Sob o signo do
pioneirismo
Pedro
J. Bondaczuk
A vida do cantor,
compositor e ator Carlos Gardel é cercada de uma série de curiosidades, algumas
das quais são ignoradas até pelos seus mais fanáticos admiradores e muitos dos
seus biógrafos, além do signo de pioneirismo que a caracterizou. Por exemplo, o
que o leitor diria se eu lhe informasse que seu maior parceiro, autor das
letras dos seus tangos de maior sucesso, foi um brasileiro, mais
especificamente, um paulistano? De duas, uma: ou duvidaria da minha informação,
exigindo mais referências se não provas ou ficaria admirado, como fiquei em
1985, quando descobri esse fato.
Pois é, não estou
inventando nada. O compositor, jornalista, crítico de arte, roteirista de
cinema etc.etc.etc. e amigo íntimo de Gardel – morreu com ele no desastre aéreo
que vitimou o grande ídolo – Alfredo Le Pera, filho de imigrantes italianos,
nasceu em São Paulo, em 4 de junho de 1900. É fato que viveu pouco tempo no
Brasil. Mudou-se, quando tinha somente dois anos, com a família, para
Montevidéu e fixou-se, posteriormente, na Argentina. Era dez anos mais novo do
que “El Zorzal” e teve influência decisiva tanto na carreira, quanto na vida do
“rei do tango”. O curioso (entre tantas curiosidades) é que essa dupla, tão
amada (diria, venerada) pelos argentinos, não nasceu e nem morreu na Argentina.
Carlos Gardel
estabeleceu pelo menos três grandes primazias em sua relativamente curta
carreira (pois morreu aos 45 anos de idade, quando tinha, ainda, muito a
oferecer à arte e à cultura popular). A primeira, foi o fato de ter sido
pioneiro na gravação de discos. E sua discografia ascende a mais de 1.200
composições, eternizadas em cera ou em acetato, entre tangos, fox-trotes,
fados, pasodobles e músicas folclóricas. Foi campeoníssimo na venda de discos,
e não apenas na Argentina, mas em toda a América Latina (e também no Brasil,
claro) e Europa.
Suas canções mais
famosas são: Mi noche triste (1917), Margot (1921), Mano a mano (1927),
Esta noche me emborracho (1928), Chorra (1928), Adiós muchachos
(1928), Seguí mi consejo (1929), Yira…yira (1930), Desdén
(1930), Tomo y obligo (1931), Lejana tierra mía (1932), Silencio
(1932), Amores de estudiante (1933), Golondrina (1933), Melodía
de arrabal (1933), Guitarra guitarra mía (1933), Cuesta abajo
(1934), Mi Buenos Aires querido (1934), Soledad (1934), Volver
(1934), Por una cabeza (1935), Sus ojos se cerraron (1935), Volvió
una noche (1935) e El día que me quieras (1935).

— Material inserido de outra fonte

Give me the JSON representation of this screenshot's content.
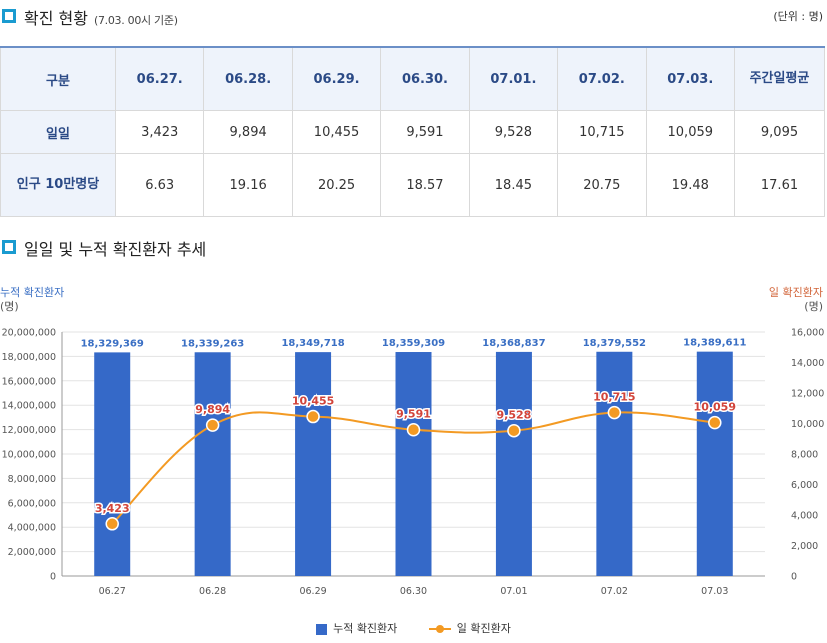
{
  "header": {
    "title": "확진 현황",
    "subtitle": "(7.03. 00시 기준)",
    "unit": "(단위 : 명)"
  },
  "table": {
    "headers": [
      "구분",
      "06.27.",
      "06.28.",
      "06.29.",
      "06.30.",
      "07.01.",
      "07.02.",
      "07.03.",
      "주간일평균"
    ],
    "rows": [
      {
        "label": "일일",
        "values": [
          "3,423",
          "9,894",
          "10,455",
          "9,591",
          "9,528",
          "10,715",
          "10,059",
          "9,095"
        ]
      },
      {
        "label": "인구 10만명당",
        "values": [
          "6.63",
          "19.16",
          "20.25",
          "18.57",
          "18.45",
          "20.75",
          "19.48",
          "17.61"
        ]
      }
    ]
  },
  "trend": {
    "title": "일일 및 누적 확진환자 추세",
    "left_axis_title": "누적 확진환자",
    "left_axis_unit": "(명)",
    "right_axis_title": "일 확진환자",
    "right_axis_unit": "(명)"
  },
  "colors": {
    "bar": "#3569c8",
    "line": "#f39a23",
    "line_label": "#d2443a",
    "bar_label": "#3a6fc4"
  },
  "chart_data": {
    "type": "bar",
    "categories": [
      "06.27",
      "06.28",
      "06.29",
      "06.30",
      "07.01",
      "07.02",
      "07.03"
    ],
    "series": [
      {
        "name": "누적 확진환자",
        "type": "bar",
        "axis": "left",
        "values": [
          18329369,
          18339263,
          18349718,
          18359309,
          18368837,
          18379552,
          18389611
        ],
        "labels": [
          "18,329,369",
          "18,339,263",
          "18,349,718",
          "18,359,309",
          "18,368,837",
          "18,379,552",
          "18,389,611"
        ]
      },
      {
        "name": "일 확진환자",
        "type": "line",
        "axis": "right",
        "values": [
          3423,
          9894,
          10455,
          9591,
          9528,
          10715,
          10059
        ],
        "labels": [
          "3,423",
          "9,894",
          "10,455",
          "9,591",
          "9,528",
          "10,715",
          "10,059"
        ]
      }
    ],
    "y_left": {
      "min": 0,
      "max": 20000000,
      "step": 2000000,
      "ticks": [
        "0",
        "2,000,000",
        "4,000,000",
        "6,000,000",
        "8,000,000",
        "10,000,000",
        "12,000,000",
        "14,000,000",
        "16,000,000",
        "18,000,000",
        "20,000,000"
      ]
    },
    "y_right": {
      "min": 0,
      "max": 16000,
      "step": 2000,
      "ticks": [
        "0",
        "2,000",
        "4,000",
        "6,000",
        "8,000",
        "10,000",
        "12,000",
        "14,000",
        "16,000"
      ]
    },
    "legend": [
      "누적 확진환자",
      "일 확진환자"
    ]
  }
}
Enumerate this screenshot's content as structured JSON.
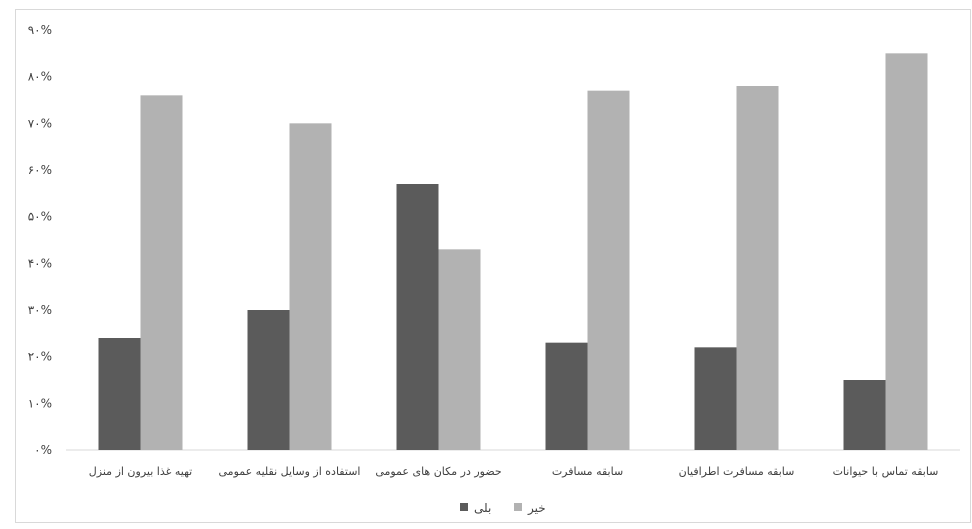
{
  "colors": {
    "yes": "#5b5b5b",
    "no": "#b2b2b2"
  },
  "chart_data": {
    "type": "bar",
    "title": "",
    "xlabel": "",
    "ylabel": "",
    "ylim": [
      0,
      90
    ],
    "y_ticks": [
      0,
      10,
      20,
      30,
      40,
      50,
      60,
      70,
      80,
      90
    ],
    "y_tick_labels": [
      "۰%",
      "۱۰%",
      "۲۰%",
      "۳۰%",
      "۴۰%",
      "۵۰%",
      "۶۰%",
      "۷۰%",
      "۸۰%",
      "۹۰%"
    ],
    "categories": [
      "تهیه غذا بیرون از منزل",
      "استفاده از وسایل نقلیه عمومی",
      "حضور در مکان های عمومی",
      "سابقه مسافرت",
      "سابقه مسافرت اطرافیان",
      "سابقه تماس با حیوانات"
    ],
    "series": [
      {
        "name": "بلی",
        "values": [
          24,
          30,
          57,
          23,
          22,
          15
        ]
      },
      {
        "name": "خیر",
        "values": [
          76,
          70,
          43,
          77,
          78,
          85
        ]
      }
    ],
    "grid": false,
    "legend_position": "bottom"
  }
}
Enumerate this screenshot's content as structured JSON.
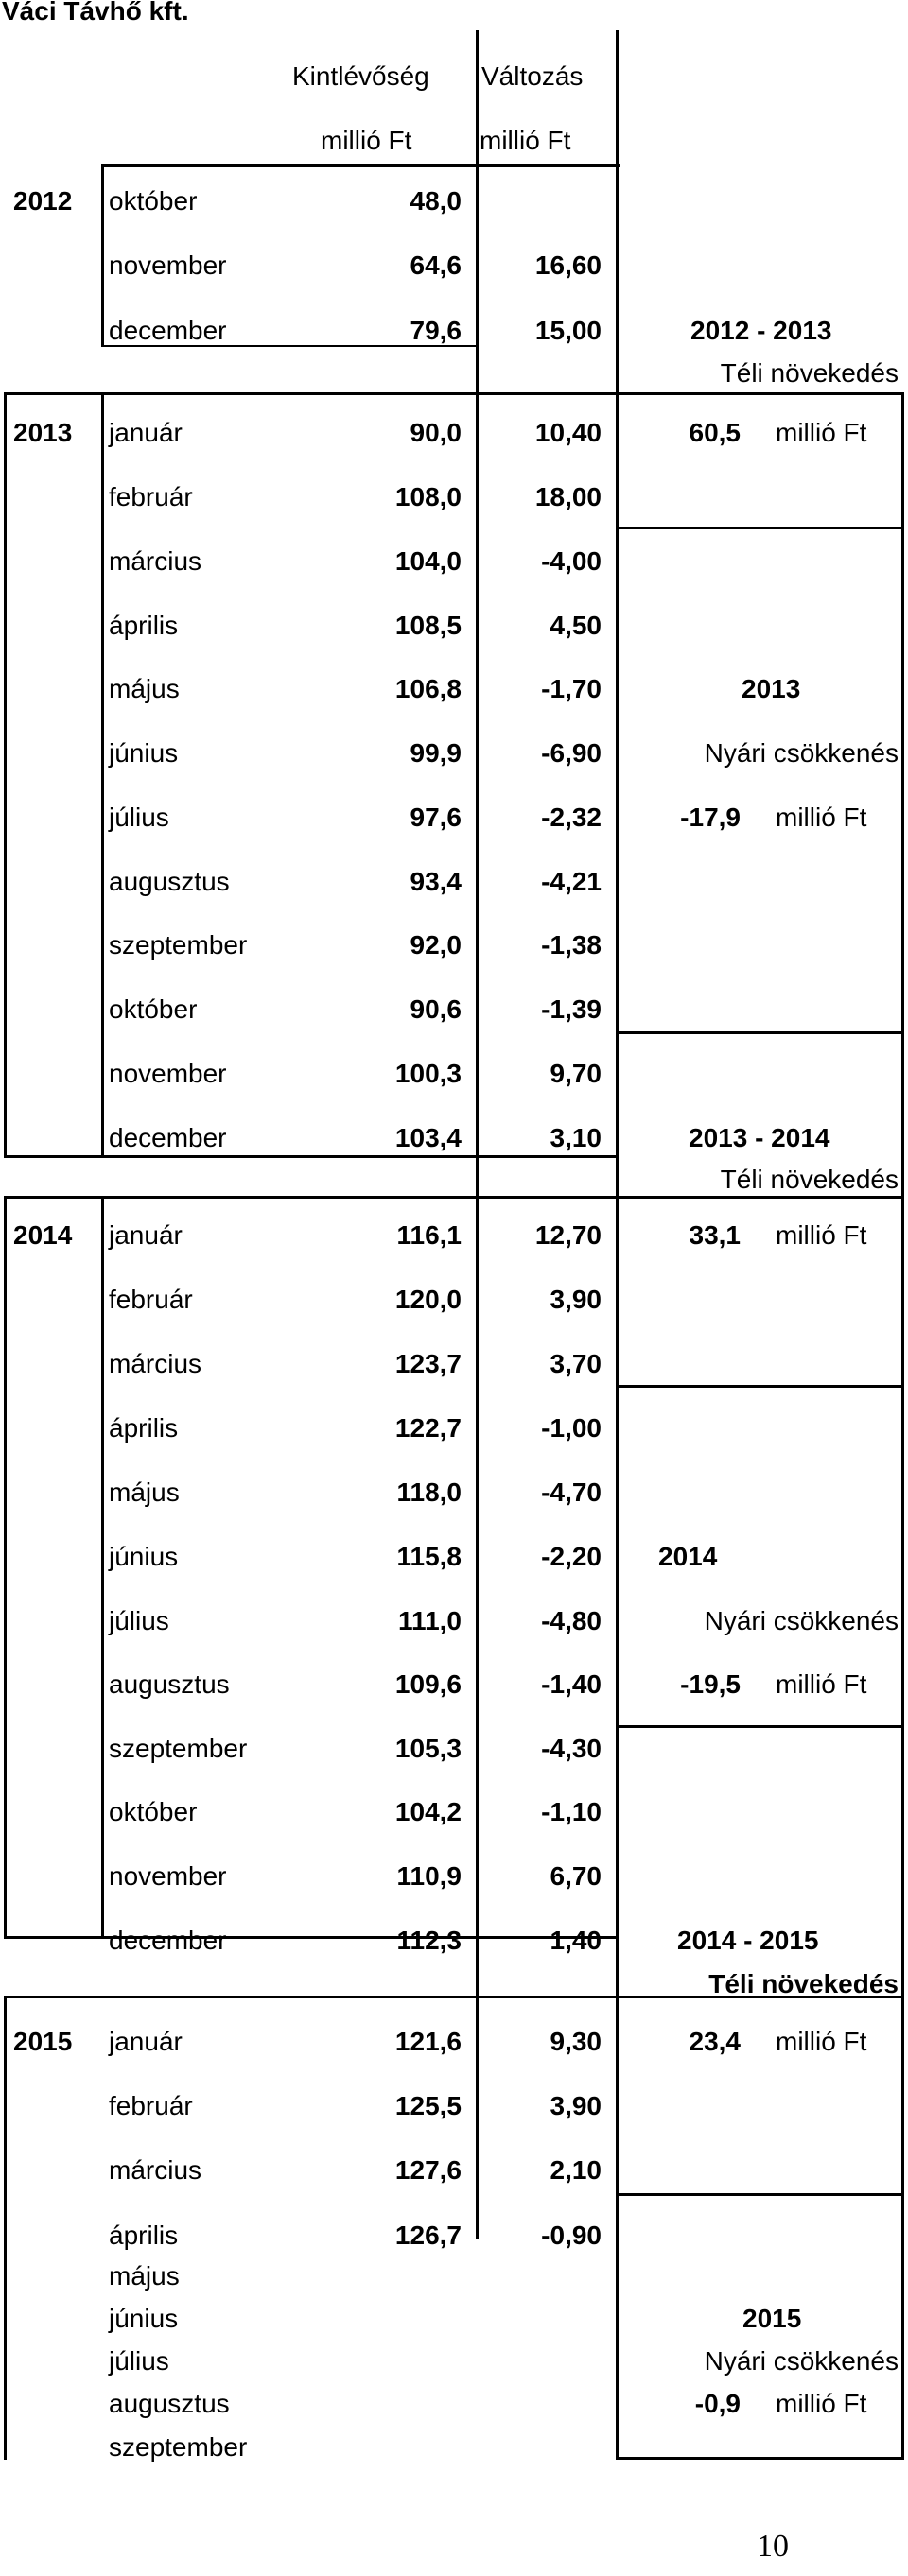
{
  "company": "Váci Távhő kft.",
  "headers": {
    "kintlevoseg": "Kintlévőség",
    "kintlevoseg_unit": "millió Ft",
    "valtozas": "Változás",
    "valtozas_unit": "millió Ft"
  },
  "rows": [
    {
      "year": "2012",
      "month": "október",
      "value": "48,0",
      "change": ""
    },
    {
      "year": "",
      "month": "november",
      "value": "64,6",
      "change": "16,60"
    },
    {
      "year": "",
      "month": "december",
      "value": "79,6",
      "change": "15,00"
    },
    {
      "year": "2013",
      "month": "január",
      "value": "90,0",
      "change": "10,40"
    },
    {
      "year": "",
      "month": "február",
      "value": "108,0",
      "change": "18,00"
    },
    {
      "year": "",
      "month": "március",
      "value": "104,0",
      "change": "-4,00"
    },
    {
      "year": "",
      "month": "április",
      "value": "108,5",
      "change": "4,50"
    },
    {
      "year": "",
      "month": "május",
      "value": "106,8",
      "change": "-1,70"
    },
    {
      "year": "",
      "month": "június",
      "value": "99,9",
      "change": "-6,90"
    },
    {
      "year": "",
      "month": "július",
      "value": "97,6",
      "change": "-2,32"
    },
    {
      "year": "",
      "month": "augusztus",
      "value": "93,4",
      "change": "-4,21"
    },
    {
      "year": "",
      "month": "szeptember",
      "value": "92,0",
      "change": "-1,38"
    },
    {
      "year": "",
      "month": "október",
      "value": "90,6",
      "change": "-1,39"
    },
    {
      "year": "",
      "month": "november",
      "value": "100,3",
      "change": "9,70"
    },
    {
      "year": "",
      "month": "december",
      "value": "103,4",
      "change": "3,10"
    },
    {
      "year": "2014",
      "month": "január",
      "value": "116,1",
      "change": "12,70"
    },
    {
      "year": "",
      "month": "február",
      "value": "120,0",
      "change": "3,90"
    },
    {
      "year": "",
      "month": "március",
      "value": "123,7",
      "change": "3,70"
    },
    {
      "year": "",
      "month": "április",
      "value": "122,7",
      "change": "-1,00"
    },
    {
      "year": "",
      "month": "május",
      "value": "118,0",
      "change": "-4,70"
    },
    {
      "year": "",
      "month": "június",
      "value": "115,8",
      "change": "-2,20"
    },
    {
      "year": "",
      "month": "július",
      "value": "111,0",
      "change": "-4,80"
    },
    {
      "year": "",
      "month": "augusztus",
      "value": "109,6",
      "change": "-1,40"
    },
    {
      "year": "",
      "month": "szeptember",
      "value": "105,3",
      "change": "-4,30"
    },
    {
      "year": "",
      "month": "október",
      "value": "104,2",
      "change": "-1,10"
    },
    {
      "year": "",
      "month": "november",
      "value": "110,9",
      "change": "6,70"
    },
    {
      "year": "",
      "month": "december",
      "value": "112,3",
      "change": "1,40"
    },
    {
      "year": "2015",
      "month": "január",
      "value": "121,6",
      "change": "9,30"
    },
    {
      "year": "",
      "month": "február",
      "value": "125,5",
      "change": "3,90"
    },
    {
      "year": "",
      "month": "március",
      "value": "127,6",
      "change": "2,10"
    },
    {
      "year": "",
      "month": "április",
      "value": "126,7",
      "change": "-0,90"
    }
  ],
  "extra_months": [
    "május",
    "június",
    "július",
    "augusztus",
    "szeptember"
  ],
  "summaries": [
    {
      "period": "2012 - 2013",
      "label": "Téli növekedés",
      "amount": "60,5",
      "unit": "millió Ft"
    },
    {
      "period": "2013",
      "label": "Nyári csökkenés",
      "amount": "-17,9",
      "unit": "millió Ft"
    },
    {
      "period": "2013 - 2014",
      "label": "Téli növekedés",
      "amount": "33,1",
      "unit": "millió Ft"
    },
    {
      "period": "2014",
      "label": "Nyári csökkenés",
      "amount": "-19,5",
      "unit": "millió Ft"
    },
    {
      "period": "2014 - 2015",
      "label": "Téli növekedés",
      "amount": "23,4",
      "unit": "millió Ft"
    },
    {
      "period": "2015",
      "label": "Nyári csökkenés",
      "amount": "-0,9",
      "unit": "millió Ft"
    }
  ],
  "page_number": "10"
}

A segunda primazia ele registrou nas telas. Gardel foi o primeiro artista a
cantar em um filme, assim que o cinema deixou de ser mudo e passou a ser
sonorizado. E fez isso não em uma, mas em várias produções cinematográficas em
que atuou como ator. Sua filmografia, a exemplo da discografia, é considerável,
principalmente em se levando em conta a época em que filmou. Seus filmes são os
seguintes: Flor de Durazno (1917) (filme mudo), Encuadre de canciones
(1930) (primeiro filme falado da América do Sul), Luces de Buenos Aires (1931) (filmado em Paris), La casa es seria
(1931), Espérame (1932), Melodía de arrabal (1932), Cuesta
abajo (1934), El tango en Broadway (1934), El día que me
quieras (1935), Tango
Bar (1935) e The Big Broadcast Of (1936).
E, finalmente, para completart seu contorno de mito, constituindo-se em
terceira primazia (esta, logicamente, trágica), o celebrado cantor, compositor
e ator morreu carbonizado num desastre aéreo, distante do seu país de adoção e,
principalmente, em uma época em que viajar de avião era considerado ato de
extrema coragem, que os artistas não ousavam encarar. Por trágico que possa ter
sido (e que de fato foi), para quem sempre viveu cercado por uma aura de
romantismo (boa parte da qual forjada pelos que orientavam sua carreira), não poderia
haver morte mais romântica do que a de Gardel. Além do seu talento, portanto,
esse mito latino-americano tinha o destino dos pioneiros, o que consolidou a
aura de mistério em torno dele. Mas pagou, por isso, preço muito alto, diria
intolerável: tanta ousadia custou-lhe a vida.